The people I spoke to who enjoy New Year's Eve most are those who have found some special way to celebrate it. Max Gurtner of F Hoffman-La Roche AG goes every year to the Appenzell region of Switzerland which is in the eastern, German-speaking part of the country. Here there are about a dozen villages that celebrate something called Silvester Klause, for which people dress up in traditional costumes of either beautiful or wild spirits and go from house to house singing special songs which sound like yodelling. The costumes include elaborately decorated wooden masks and cow bells for the wild ones. Max does not perform himself, but enjoys watching and listening to those that do.
Travelling is another way some people choose for greeting the new year. In the last few years, Ralph Allen of ITT Corporation has gone to the Cayman Islands, Sun Valley and St Vincents at New Year. This year he is heading for Cabo San Lucas, at the tip of Baja California in Mexico.
Larry Bishop of Boeing is another New Year's Eve voyager. For the past 17 years, he and his wife have met up with another couple they have known since the days they both worked for a commercial airline - which made flying long distances for short periods of time an affordable proposition. So far the four of them have spent New Year's Eve together in Paris, Hong Kong, Rio, San Diego, Seattle and New Orleans.
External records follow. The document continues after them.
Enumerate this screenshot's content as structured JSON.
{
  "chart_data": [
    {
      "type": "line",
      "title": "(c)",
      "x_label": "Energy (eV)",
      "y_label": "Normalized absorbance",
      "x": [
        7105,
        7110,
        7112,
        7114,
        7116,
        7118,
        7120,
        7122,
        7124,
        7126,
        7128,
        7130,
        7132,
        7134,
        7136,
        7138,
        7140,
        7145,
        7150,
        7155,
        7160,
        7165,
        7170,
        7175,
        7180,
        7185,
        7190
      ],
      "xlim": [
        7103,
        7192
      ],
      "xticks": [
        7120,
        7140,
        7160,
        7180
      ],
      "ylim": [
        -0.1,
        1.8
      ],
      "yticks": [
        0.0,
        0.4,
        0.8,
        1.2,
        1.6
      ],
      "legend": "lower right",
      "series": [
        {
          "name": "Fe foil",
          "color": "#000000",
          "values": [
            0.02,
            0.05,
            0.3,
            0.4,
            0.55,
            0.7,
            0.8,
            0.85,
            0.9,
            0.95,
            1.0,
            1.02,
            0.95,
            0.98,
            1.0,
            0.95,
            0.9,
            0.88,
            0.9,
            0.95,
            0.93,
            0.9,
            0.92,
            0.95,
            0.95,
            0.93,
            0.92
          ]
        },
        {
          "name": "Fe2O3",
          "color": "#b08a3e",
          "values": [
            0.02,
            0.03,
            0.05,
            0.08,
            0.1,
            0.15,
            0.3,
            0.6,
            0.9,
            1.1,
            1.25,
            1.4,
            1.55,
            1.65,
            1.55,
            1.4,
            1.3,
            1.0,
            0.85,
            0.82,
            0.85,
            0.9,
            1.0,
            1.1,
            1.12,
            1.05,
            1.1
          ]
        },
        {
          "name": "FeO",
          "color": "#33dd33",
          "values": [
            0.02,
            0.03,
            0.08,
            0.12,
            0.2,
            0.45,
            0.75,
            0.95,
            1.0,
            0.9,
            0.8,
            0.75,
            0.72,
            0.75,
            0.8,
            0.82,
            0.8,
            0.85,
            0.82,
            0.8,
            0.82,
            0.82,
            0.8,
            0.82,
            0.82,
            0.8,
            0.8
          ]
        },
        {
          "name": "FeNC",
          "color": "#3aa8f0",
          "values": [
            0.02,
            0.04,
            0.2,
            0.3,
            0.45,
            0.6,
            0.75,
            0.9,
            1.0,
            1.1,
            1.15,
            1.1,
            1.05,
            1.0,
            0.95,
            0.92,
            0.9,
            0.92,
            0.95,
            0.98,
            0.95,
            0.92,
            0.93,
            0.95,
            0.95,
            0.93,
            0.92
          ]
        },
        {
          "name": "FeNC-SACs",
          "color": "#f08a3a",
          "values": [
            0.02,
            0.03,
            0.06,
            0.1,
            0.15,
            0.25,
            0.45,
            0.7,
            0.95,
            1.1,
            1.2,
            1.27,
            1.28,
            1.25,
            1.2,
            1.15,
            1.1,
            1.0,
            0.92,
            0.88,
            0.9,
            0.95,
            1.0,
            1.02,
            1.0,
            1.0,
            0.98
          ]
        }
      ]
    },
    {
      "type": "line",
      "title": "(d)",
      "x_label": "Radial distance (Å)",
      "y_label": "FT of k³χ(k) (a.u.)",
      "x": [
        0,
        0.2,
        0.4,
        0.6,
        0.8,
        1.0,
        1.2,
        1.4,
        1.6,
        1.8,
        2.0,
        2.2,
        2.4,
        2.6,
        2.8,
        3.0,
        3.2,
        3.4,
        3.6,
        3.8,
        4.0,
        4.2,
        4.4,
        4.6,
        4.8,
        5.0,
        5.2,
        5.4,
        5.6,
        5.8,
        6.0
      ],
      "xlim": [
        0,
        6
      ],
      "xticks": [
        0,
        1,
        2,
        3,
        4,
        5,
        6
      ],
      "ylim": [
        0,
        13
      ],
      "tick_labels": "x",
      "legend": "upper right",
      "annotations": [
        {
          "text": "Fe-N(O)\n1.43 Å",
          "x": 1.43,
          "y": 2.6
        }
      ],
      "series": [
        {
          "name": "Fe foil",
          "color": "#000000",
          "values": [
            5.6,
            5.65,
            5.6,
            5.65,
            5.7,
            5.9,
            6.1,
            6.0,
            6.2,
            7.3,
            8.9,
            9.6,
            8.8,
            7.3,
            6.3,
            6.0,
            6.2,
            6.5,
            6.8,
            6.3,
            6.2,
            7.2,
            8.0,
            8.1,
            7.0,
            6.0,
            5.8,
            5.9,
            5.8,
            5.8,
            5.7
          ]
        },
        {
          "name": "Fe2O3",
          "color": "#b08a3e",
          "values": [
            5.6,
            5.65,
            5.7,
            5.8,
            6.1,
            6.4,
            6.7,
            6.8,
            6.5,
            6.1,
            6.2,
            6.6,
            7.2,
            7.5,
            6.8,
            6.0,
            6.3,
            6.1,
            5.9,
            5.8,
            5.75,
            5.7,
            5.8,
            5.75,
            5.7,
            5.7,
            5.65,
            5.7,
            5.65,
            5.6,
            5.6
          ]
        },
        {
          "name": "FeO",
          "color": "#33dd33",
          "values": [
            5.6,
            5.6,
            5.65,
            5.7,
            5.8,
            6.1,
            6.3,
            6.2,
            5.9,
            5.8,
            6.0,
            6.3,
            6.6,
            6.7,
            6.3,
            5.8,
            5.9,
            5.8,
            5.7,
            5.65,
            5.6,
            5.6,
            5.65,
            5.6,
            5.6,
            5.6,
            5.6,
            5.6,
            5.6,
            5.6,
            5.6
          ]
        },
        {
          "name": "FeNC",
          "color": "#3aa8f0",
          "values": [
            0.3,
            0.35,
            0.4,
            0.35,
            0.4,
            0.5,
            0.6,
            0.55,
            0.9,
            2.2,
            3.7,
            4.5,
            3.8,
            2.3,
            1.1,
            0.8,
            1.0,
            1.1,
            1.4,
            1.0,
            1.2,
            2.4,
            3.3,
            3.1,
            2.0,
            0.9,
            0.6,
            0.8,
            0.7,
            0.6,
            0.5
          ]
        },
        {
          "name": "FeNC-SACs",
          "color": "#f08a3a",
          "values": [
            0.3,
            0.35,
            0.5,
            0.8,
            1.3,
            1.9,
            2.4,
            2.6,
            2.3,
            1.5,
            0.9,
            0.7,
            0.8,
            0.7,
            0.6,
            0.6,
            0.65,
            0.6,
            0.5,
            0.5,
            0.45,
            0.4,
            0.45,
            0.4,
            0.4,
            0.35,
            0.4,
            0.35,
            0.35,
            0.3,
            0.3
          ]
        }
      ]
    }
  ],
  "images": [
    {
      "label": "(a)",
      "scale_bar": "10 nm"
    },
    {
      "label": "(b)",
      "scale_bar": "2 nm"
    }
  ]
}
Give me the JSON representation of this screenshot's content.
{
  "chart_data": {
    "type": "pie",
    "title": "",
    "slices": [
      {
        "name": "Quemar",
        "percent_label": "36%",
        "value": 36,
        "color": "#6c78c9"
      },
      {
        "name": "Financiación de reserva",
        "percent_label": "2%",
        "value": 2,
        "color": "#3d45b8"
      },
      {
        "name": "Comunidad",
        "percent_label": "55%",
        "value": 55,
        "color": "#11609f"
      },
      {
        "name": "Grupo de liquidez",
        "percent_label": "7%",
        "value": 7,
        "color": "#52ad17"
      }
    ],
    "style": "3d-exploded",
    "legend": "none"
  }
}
Of course, no discussion of New Year's Eve would be complete without mentioning resolutions. It is interesting that there seems to be the same two-part tradition in many countries, the first part being to make them, the second to break them.
With this in mind, I have a device for making resolutions which makes the selection process easy. Every year I take the next letter of the alphabet and do what it says. As I have been doing this for 22 years, 1996 will be the year of the W. Therefore, I will try to be wiser, warmer, wittier, more worthwhile, less wan, more well, more winning, less wintry, more watchful, less wrenching, more with-it, less wiseacre, more wishful, less wistful, more write, less wrong and in general more wonderful. This may sound like a lot, but compared to 1995 with its vices and virtues, it should be easy.
May you all have a happy and prosperous 1996. Good luck to Jack Wyszomierski. I do hope his New Year's Resolution is not to cut my budget: after all, how could he do that to his own home town kin?